I took out the charity postcard that my friends and I have been using to raise money in Tokyo, and stuck it onto my helmet. I thought of the support I had received from them and friends around the world, and I thought of the many stories that happened during that chaotic period
of time.

We spent 2 days in this fishermen’s village, cleaning up houses and warehouses.

I didn’t know much about fishermen’s lives. Besides fishing nets and hooks, there were many other tools of their trade that I had no idea what they were.

There were piles of paper trash and bags of powder inside the warehouses. They were still soaked with sea water and weighted like big bags of rice.

We had to use heavy-duty hammers to break up tables and doors so that they could be moved easily.

While we were cleaning one of the houses, I didn’t know for how long, a skinny old lady arrived. She checked into the things that were nicely organized and placed in the front yard, then proceeded to the main house. She sat on the wooden platform/corridor that went like a belt around the house: A place that I, a newcomer, hadn’t noticed from there, you could see the front yard and the ocean ahead of you.
Her dress and the way she sat fit the house at her back perfectly.

I could never know exactly how she had felt while watching volunteers moving things out from the warehouse, breaking things apart, and tossing them onto the back of a truck.

It’s just my own imagination that there’s where she used to sit while looking at the ocean and fixing fishing nets, watching her husband and family members coming back from fishing, sharing laughter or fighting with them, watching her grandchildren playing the front yard, exchanging gossip with her neighbors.

I kept on thinking what her life must have been like before the tsunami.

During the two days that we were at this fishermen’s village, we continuously found victims’ personal belongings – books, magazines, decorations, clothes, shoes, dishes, chopsticks, spoons, cassette tapes, video tapes, records, laptop computers, etc. etc.

Our hands were unfolding victims’ lives from the debris, unfolding their history.

At one site that I was cleaning at, I found a trophy for a kindergarten child dated “Heisei 18th year” (5 years ago), a couple of children picture books, and toys.
Holding the trophy in my hand, wiping off the sea mud and sand, I thought of images that I really didn’t want to think of.
The only thing I could do was to wish the kid the best of luck, even though I have never met him or her.

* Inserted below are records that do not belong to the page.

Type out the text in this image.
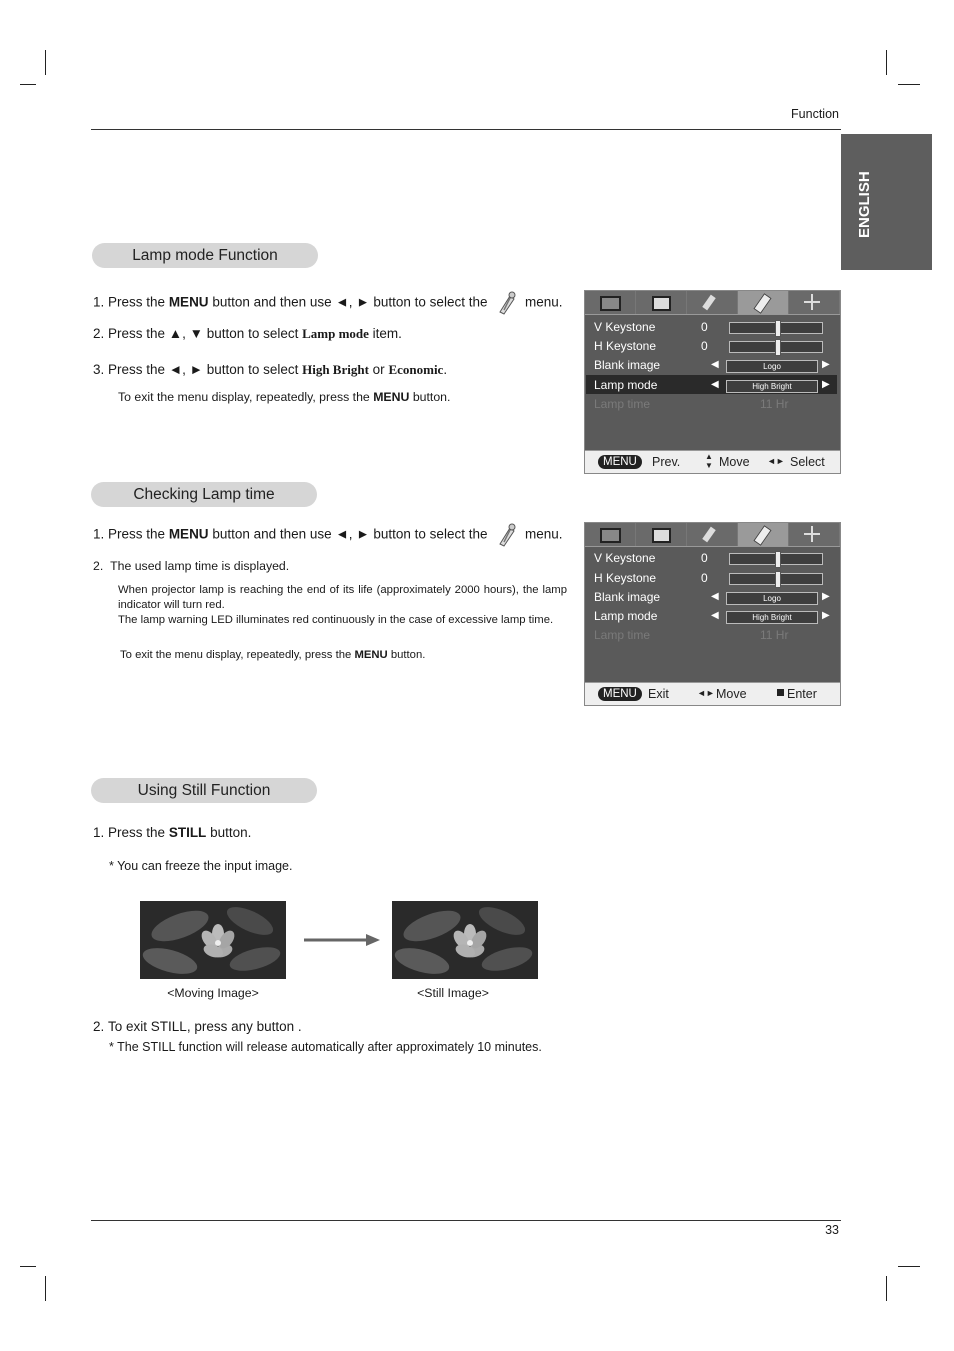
Function
ENGLISH
Lamp mode Function
1. Press the MENU button and then use ◄, ► button to select the	menu.
2. Press the ▲, ▼ button to select Lamp mode item.
3. Press the ◄, ► button to select High Bright or Economic.
To exit the menu display, repeatedly, press the MENU button.
V Keystone	0
H Keystone	0
Blank image	◀	Logo	▶
Lamp mode	◀	High Bright	▶
Lamp time	11 Hr
MENU	Prev.	▲
▼ Move ◄► Select
Checking Lamp time
1. Press the MENU button and then use ◄, ► button to select the	menu.
2. The used lamp time is displayed.
When projector lamp is reaching the end of its life (approximately 2000 hours), the lamp indicator will turn red.
The lamp warning LED illuminates red continuously in the case of excessive lamp time.
To exit the menu display, repeatedly, press the MENU button.
V Keystone	0
H Keystone	0
Blank image	◀	Logo	▶
Lamp mode	◀	High Bright	▶
Lamp time	11 Hr
MENU Exit	◄► Move	Enter
Using Still Function
1. Press the STILL button.
* You can freeze the input image.
<Moving Image>	<Still Image>
2. To exit STILL, press any button .
* The STILL function will release automatically after approximately 10 minutes.
33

At times, I could see other volunteers staring at something they found, and pausing for several seconds.

Everyone’s faces were covered with helmets, goggles, masks. But their feelings were clear through body reactions.

Rocks and stones from broken walls, sea water soaked blankets, futons, and tatamis, they all needed a few people together to move.
In my own hands were personal belongings of numerous victims.
My body and my mind slowly adjusted to the heaviness in this area, the weights from the things that the tsunami had swamped.

Even for the newest items, sea water, mud and sand made them look old.

Standing in the middle of the debris, I didn’t know how I should feel about it.
And when I had time, I could only think of jokes to share with the people around me, or to talk about all these strange looking bugs that the air was filled with.

It may seem strange, but breaking walls and doors, tossing things up to the top of trash mountains, all helped me to get rid of the stress from my everyday life.

My mind used to tangle up every time I thought of this disaster.
Throughout this trip, I found myself organizing my tangled mind like separating debris into woods, metals, rocks, plastics, burnable, and unburnable items.

I thought of my body as a great divider and it helped to reset my mind.